Chapter 67: The Last Class
Jake taught his last class on a spring morning, twenty years after his first.
He hadn’t planned for it to be the last. He’d planned to teach forever—or at least until the Academy ran out of training grounds to rebuild. But standing at the front of the lecture hall, looking at thirty students who hung on his every word, he realized that the most important lesson he could teach was knowing when to stop.
“This is my last class,” he said.
The room went silent. Thirty faces, each one carrying the potential to save a dimension or destroy one. Each one looking at him the way he’d once looked at Professor Kael—with the desperate hope that the teacher would have the answers.
“I’ve taught you everything I know about combat, crisis management, and how not to destroy the training grounds.” He paused. “That last one didn’t take, apparently.”
Laughter. Nervous, but real.
“But the most important thing I want to leave you with isn’t about power or technique or strategy. It’s about one question. The same question I’ve been asking myself since the day I got infinite mana.”
He wrote on the board, in large letters:
WHY?
“Not why do you have power. Not why were you chosen. But: why do you use it? What are you fighting for?”

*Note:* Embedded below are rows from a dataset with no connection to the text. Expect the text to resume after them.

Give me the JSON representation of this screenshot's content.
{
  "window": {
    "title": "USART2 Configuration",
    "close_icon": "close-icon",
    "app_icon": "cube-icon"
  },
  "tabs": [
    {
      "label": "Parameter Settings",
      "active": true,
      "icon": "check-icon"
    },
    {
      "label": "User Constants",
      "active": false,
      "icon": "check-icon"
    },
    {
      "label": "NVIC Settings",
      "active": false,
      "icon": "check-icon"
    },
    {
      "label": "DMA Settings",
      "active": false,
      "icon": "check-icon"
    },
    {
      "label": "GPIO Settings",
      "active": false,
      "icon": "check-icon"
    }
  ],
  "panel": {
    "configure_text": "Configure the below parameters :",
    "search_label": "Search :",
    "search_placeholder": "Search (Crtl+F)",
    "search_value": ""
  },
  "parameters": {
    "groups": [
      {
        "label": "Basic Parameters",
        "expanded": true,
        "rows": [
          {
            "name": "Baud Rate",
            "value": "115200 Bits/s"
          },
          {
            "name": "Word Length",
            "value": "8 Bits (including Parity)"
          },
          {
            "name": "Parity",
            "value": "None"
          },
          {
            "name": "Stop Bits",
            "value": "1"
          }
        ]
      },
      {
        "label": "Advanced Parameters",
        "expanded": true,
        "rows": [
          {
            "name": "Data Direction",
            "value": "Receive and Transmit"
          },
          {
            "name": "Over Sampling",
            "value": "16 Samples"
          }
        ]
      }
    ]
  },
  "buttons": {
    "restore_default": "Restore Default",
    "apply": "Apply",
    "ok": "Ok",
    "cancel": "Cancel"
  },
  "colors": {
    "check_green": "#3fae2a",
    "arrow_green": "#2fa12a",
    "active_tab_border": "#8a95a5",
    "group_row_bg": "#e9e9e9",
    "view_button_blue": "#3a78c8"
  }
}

“If the answer is ‘to be strong’—you’ll be alone. If the answer is ‘to be safe’—you’ll be afraid. If the answer is ‘to be important’—you’ll be forgotten.”
“But if the answer is ‘because someone I love needs me to’—then you’ll be infinite. Not in mana. In the thing that actually matters.”
He set down the marker.
“Class dismissed. Forever. Go be extraordinary. But first—go have dinner with someone you care about.”
The standing ovation lasted six minutes. Jake stood at the front of the room and let it wash over him, and thought about a confused college student who had gained infinite mana and learned, slowly and imperfectly and with a lot of help, that the most powerful thing in the universe was the choice to love.